I believe he's referring to % of saturation in the bloodstream as measured by a pulse oxymeter.
Yes.
But the ease of which we can get the saturation to 100% means we can push way beyond that to help with off gassing, while actually being able to help the patient breathe. Basically, I can push 95% of my patients to adequate blood sat with low flow, with the ability to multiply that flow by 12.5 as needed, for something like a dive accident where the PT needs help off gassing.
A simple demand valve can't do that.
People need to understand that Oxygen application in the medical field is an ever changing thing. We've gotten so good at field EMS that we now work full codes in the field. My system no longer even uses ET tubes, moving to a laryngeal mask style. We even monitor exhaled gas content and tailor our treatments to it. Even CPR still changes every couple of years.
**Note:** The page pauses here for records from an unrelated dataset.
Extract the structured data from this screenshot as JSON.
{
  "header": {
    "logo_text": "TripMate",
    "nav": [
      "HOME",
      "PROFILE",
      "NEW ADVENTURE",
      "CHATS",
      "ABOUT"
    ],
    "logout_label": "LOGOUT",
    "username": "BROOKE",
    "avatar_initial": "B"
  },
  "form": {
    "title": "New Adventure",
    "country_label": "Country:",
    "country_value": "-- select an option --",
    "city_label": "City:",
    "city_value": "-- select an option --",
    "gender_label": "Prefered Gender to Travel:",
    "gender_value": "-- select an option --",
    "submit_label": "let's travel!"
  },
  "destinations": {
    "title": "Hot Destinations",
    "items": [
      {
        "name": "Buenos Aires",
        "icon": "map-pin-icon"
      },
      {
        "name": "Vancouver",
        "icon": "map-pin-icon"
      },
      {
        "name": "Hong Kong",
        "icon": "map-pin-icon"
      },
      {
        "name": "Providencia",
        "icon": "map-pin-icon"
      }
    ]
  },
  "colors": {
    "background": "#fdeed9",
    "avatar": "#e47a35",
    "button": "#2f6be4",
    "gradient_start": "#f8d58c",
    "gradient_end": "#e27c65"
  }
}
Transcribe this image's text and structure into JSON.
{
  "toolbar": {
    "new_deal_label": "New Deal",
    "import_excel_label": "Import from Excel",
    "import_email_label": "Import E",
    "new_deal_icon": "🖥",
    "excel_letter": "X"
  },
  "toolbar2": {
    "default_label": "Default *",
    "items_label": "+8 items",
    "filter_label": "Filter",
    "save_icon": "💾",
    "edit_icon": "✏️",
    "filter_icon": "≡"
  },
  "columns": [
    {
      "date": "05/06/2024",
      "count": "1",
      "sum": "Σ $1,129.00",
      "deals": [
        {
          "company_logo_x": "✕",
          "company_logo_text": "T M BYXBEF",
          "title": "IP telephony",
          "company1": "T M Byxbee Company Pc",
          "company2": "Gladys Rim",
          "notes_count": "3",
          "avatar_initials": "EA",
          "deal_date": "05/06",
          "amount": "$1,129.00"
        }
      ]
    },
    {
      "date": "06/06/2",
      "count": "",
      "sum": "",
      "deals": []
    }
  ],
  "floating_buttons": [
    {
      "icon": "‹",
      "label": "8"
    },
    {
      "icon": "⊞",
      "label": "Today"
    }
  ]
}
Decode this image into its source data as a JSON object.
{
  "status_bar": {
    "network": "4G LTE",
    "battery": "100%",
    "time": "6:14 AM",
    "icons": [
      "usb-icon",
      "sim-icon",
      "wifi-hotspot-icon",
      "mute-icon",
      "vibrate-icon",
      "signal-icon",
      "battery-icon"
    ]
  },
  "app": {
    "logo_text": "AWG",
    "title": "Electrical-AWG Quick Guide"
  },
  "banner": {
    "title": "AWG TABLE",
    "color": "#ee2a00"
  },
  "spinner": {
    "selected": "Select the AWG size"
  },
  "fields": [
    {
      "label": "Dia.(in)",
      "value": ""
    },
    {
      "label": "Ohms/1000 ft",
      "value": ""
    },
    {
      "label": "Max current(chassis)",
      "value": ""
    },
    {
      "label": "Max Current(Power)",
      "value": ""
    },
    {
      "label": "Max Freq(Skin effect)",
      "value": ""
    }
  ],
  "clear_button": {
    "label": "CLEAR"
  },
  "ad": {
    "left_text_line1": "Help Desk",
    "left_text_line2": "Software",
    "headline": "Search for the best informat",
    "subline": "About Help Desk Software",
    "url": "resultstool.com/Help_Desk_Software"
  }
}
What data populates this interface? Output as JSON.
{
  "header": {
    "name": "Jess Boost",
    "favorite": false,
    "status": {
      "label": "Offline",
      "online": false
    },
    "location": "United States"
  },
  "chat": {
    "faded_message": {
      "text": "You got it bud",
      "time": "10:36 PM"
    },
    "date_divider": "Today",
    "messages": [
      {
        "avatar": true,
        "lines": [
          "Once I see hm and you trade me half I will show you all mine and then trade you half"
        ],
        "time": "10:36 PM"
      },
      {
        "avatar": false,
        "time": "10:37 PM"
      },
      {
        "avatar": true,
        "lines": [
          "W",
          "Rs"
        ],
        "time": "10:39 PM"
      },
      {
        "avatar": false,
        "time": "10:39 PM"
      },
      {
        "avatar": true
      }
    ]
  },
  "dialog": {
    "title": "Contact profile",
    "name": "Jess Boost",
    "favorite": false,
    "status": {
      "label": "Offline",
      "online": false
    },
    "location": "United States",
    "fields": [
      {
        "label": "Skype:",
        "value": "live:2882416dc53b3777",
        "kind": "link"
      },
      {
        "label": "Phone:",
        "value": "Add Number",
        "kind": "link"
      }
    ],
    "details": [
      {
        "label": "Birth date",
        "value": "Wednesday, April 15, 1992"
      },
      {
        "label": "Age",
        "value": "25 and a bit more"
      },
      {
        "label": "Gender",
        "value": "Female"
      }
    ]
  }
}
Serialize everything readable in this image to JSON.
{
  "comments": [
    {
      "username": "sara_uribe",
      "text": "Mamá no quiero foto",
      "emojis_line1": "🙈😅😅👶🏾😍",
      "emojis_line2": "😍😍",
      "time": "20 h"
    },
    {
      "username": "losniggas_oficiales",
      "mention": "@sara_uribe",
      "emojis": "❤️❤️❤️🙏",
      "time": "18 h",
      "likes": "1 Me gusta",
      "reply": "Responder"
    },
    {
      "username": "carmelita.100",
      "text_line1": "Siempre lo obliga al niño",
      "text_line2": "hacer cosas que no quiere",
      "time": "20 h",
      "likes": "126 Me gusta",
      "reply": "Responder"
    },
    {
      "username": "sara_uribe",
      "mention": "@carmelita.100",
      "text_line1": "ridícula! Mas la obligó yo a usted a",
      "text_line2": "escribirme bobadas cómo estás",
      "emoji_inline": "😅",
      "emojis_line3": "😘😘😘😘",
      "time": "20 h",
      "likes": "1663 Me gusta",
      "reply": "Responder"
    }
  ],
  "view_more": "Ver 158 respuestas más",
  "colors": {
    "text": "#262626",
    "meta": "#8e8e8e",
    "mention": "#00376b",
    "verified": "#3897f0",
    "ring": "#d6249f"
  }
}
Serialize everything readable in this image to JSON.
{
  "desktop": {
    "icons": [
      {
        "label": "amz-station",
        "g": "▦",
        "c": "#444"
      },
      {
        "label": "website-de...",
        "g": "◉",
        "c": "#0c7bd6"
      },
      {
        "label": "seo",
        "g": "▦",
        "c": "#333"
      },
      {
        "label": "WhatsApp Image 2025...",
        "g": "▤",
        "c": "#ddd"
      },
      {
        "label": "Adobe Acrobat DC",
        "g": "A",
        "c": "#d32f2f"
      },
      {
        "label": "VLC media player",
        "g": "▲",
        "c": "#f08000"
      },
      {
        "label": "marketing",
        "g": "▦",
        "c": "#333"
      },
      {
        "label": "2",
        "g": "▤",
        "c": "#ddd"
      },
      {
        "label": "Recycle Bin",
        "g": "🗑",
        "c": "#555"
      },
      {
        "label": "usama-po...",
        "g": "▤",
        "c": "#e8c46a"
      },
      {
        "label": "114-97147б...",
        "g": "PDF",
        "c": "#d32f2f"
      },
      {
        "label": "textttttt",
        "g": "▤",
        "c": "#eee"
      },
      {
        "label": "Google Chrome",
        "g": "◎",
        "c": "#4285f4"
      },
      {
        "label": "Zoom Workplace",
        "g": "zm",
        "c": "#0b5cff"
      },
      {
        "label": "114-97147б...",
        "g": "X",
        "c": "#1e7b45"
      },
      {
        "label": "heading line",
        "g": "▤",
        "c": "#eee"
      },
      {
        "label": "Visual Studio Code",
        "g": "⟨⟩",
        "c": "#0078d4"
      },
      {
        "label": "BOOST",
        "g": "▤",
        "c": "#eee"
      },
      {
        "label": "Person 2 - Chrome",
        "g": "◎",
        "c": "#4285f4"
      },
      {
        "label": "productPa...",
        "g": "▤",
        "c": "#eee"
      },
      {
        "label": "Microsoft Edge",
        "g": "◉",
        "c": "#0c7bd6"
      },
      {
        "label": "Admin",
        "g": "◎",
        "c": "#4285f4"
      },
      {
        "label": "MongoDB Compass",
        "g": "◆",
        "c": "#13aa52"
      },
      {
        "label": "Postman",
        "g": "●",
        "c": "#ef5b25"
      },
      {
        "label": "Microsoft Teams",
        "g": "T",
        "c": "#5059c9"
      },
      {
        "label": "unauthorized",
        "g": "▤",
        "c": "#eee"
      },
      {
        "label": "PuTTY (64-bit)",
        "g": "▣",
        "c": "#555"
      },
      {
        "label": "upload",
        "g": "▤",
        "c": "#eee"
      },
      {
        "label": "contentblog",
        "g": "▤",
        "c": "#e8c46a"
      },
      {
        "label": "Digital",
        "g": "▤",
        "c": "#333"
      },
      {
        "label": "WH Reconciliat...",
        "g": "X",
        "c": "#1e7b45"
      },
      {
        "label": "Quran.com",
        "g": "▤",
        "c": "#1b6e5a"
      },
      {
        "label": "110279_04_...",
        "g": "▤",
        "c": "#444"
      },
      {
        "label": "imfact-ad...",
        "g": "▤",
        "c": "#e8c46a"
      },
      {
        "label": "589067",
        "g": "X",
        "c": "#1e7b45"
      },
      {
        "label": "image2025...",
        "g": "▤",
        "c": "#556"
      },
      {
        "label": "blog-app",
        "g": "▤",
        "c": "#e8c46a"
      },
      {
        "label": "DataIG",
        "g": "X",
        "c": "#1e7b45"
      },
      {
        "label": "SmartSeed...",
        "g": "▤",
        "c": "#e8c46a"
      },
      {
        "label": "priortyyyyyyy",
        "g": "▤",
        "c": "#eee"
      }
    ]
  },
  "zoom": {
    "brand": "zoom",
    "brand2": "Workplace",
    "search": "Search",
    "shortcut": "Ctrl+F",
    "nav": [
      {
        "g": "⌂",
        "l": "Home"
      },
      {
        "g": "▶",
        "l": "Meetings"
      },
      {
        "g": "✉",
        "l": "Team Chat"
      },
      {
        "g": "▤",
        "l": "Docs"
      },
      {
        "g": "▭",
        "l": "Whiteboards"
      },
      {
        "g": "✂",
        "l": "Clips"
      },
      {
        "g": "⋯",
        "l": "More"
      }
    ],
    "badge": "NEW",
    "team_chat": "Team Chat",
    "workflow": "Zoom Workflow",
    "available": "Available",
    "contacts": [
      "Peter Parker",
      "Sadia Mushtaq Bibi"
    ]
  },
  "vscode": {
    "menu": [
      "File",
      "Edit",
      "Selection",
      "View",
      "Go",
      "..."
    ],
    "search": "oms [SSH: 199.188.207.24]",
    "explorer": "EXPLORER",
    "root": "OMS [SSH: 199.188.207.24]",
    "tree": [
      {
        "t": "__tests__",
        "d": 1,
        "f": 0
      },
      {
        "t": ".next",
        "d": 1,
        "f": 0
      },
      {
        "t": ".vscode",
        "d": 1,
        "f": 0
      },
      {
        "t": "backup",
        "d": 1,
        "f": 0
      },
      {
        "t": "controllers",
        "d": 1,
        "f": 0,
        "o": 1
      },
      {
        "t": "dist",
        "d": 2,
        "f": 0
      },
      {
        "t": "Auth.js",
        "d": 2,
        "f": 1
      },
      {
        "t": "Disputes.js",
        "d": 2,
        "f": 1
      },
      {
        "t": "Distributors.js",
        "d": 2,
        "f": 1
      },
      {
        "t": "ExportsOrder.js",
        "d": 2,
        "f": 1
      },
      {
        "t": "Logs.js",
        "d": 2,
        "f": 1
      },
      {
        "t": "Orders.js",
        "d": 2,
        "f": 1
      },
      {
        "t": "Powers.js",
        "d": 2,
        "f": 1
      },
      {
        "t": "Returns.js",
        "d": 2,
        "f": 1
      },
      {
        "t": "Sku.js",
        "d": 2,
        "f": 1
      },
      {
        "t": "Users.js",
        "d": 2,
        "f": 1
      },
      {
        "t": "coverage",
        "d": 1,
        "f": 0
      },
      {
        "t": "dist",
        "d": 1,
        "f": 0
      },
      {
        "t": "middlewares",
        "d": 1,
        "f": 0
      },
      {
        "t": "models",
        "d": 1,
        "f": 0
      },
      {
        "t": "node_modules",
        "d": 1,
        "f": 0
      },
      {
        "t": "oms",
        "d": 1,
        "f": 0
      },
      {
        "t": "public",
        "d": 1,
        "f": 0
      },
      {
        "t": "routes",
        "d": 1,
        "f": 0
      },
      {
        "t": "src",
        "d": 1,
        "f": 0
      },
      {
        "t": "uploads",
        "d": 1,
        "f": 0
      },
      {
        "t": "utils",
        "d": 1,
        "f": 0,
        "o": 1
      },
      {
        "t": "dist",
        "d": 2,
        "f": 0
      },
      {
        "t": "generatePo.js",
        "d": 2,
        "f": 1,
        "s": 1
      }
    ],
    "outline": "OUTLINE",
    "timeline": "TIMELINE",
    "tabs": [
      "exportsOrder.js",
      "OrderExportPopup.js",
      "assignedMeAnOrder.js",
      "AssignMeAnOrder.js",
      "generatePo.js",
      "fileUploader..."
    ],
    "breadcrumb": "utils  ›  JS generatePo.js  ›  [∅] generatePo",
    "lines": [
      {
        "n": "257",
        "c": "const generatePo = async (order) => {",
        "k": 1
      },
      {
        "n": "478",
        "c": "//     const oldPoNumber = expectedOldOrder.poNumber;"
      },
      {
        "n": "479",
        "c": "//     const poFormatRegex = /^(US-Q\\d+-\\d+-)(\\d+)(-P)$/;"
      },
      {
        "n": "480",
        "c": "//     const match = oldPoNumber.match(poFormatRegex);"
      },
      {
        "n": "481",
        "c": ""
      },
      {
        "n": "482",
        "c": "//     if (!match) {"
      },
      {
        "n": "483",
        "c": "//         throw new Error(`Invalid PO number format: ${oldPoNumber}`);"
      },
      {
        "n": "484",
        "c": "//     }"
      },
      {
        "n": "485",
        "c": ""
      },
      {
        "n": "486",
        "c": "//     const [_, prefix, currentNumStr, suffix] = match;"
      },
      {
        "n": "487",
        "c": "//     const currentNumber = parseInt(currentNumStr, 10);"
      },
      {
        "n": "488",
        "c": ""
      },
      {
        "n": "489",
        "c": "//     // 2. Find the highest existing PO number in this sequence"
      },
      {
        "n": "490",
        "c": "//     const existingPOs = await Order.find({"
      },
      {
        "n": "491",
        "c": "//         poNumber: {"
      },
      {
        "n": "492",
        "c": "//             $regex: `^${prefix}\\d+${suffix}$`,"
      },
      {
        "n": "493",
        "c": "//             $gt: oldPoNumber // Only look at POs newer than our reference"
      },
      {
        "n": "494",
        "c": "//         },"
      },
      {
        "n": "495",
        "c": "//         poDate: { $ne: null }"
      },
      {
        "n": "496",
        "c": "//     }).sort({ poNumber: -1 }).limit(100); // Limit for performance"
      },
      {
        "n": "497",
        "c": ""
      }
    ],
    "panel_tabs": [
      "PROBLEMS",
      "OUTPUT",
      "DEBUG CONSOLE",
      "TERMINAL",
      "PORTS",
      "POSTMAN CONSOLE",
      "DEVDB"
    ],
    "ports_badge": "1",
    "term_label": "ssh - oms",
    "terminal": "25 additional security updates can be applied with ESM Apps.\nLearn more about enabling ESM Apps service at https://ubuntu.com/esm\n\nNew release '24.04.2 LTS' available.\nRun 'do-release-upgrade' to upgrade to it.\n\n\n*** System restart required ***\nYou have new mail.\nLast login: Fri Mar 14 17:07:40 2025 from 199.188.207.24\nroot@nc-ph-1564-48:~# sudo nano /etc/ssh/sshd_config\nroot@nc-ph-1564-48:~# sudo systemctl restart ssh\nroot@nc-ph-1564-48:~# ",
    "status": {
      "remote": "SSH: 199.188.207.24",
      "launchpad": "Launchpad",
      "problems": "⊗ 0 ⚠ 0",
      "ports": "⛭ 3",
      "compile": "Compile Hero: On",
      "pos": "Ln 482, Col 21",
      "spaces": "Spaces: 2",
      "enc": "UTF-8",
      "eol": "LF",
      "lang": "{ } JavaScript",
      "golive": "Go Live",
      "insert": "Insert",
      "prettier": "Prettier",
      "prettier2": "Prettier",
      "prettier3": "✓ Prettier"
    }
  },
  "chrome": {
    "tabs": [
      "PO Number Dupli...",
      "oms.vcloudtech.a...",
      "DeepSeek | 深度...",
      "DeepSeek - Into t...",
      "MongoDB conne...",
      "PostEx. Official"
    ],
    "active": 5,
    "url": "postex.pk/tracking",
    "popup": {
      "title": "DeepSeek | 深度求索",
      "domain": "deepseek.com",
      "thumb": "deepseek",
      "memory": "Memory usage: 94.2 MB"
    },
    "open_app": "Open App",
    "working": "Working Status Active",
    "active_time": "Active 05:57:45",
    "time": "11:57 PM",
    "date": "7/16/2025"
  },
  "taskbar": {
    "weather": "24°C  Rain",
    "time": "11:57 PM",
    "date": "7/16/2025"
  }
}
Stagnation, especially with 30 to 40 year old tech, isn't a good thing.
All that being said, I don't know what research is behind the current protocols for the dive agencies. It's quite possible that all the data was examined and it was determined staying with current ways is the best option. My views are biased, having almost 20 years in an EMS system with a large medical school in the city, and a very dangerous city, so we've always been able to quickly assemble a great deal of data, and implement changes, then assemble a great deal of data on the changes, repeat, repeat, repeat. So we're pretty forward thinking, all the way down to the fire departments providing initial street care.
The effect of that has been a strong disdain for the old ways that we know can be improved on, or were never very good in the first place.